Description
A flavorful and juicy chicken dish cooked under a heavy skillet to ensure crispy skin and tender meat, served with a bright and tangy lemon pan sauce.
Ingredients
4 bone-in, skin-on chicken thighs (about 1.5 pounds)
1 teaspoon kosher salt
1/2 teaspoon freshly ground black pepper
2 tablespoons olive oil
3 cloves garlic, minced
1/2 cup low-sodium chicken broth
1 lemon, juiced (about 3 tablespoons)
1 tablespoon unsalted butter
1 tablespoon fresh parsley, chopped
Instructions
Pat the chicken thighs dry with paper towels. Season both sides evenly with kosher salt and black pepper.
Heat the olive oil in a large oven-safe skillet over medium-high heat until shimmering.

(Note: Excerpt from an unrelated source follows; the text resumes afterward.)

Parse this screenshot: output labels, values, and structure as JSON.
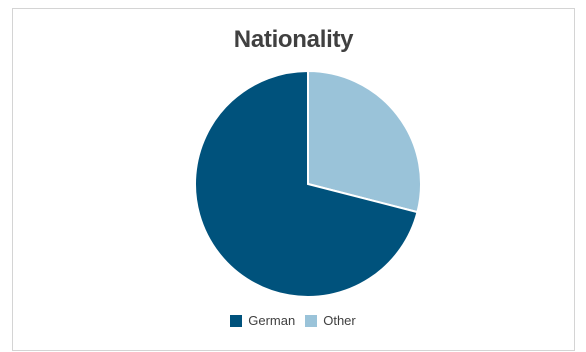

Place the chicken thighs skin-side down in the skillet. Cook without moving for 8 minutes, or until the skin is golden brown and crispy.
Flip the chicken thighs and immediately place a smaller heavy skillet or lid on top of the chicken to press it down.
Reduce the heat to medium and cook for an additional 12 minutes, or until the chicken is cooked through and reaches an internal temperature of 165°F (74°C).
Remove the chicken thighs from the skillet and set aside on a plate, tenting loosely with foil to keep warm.
Discard any excess fat from the skillet, leaving about 1 tablespoon.
Add the minced garlic to the skillet and sauté for 30 seconds until fragrant.
Pour in the chicken broth and lemon juice, scraping the bottom of the skillet with a wooden spoon to loosen any browned bits.
Simmer the sauce for 3-4 minutes until slightly reduced.
Remove the skillet from heat and whisk in the butter until melted and the sauce is glossy.
Return the chicken thighs to the skillet and spoon the lemon pan sauce over them.
Sprinkle with chopped fresh parsley before serving.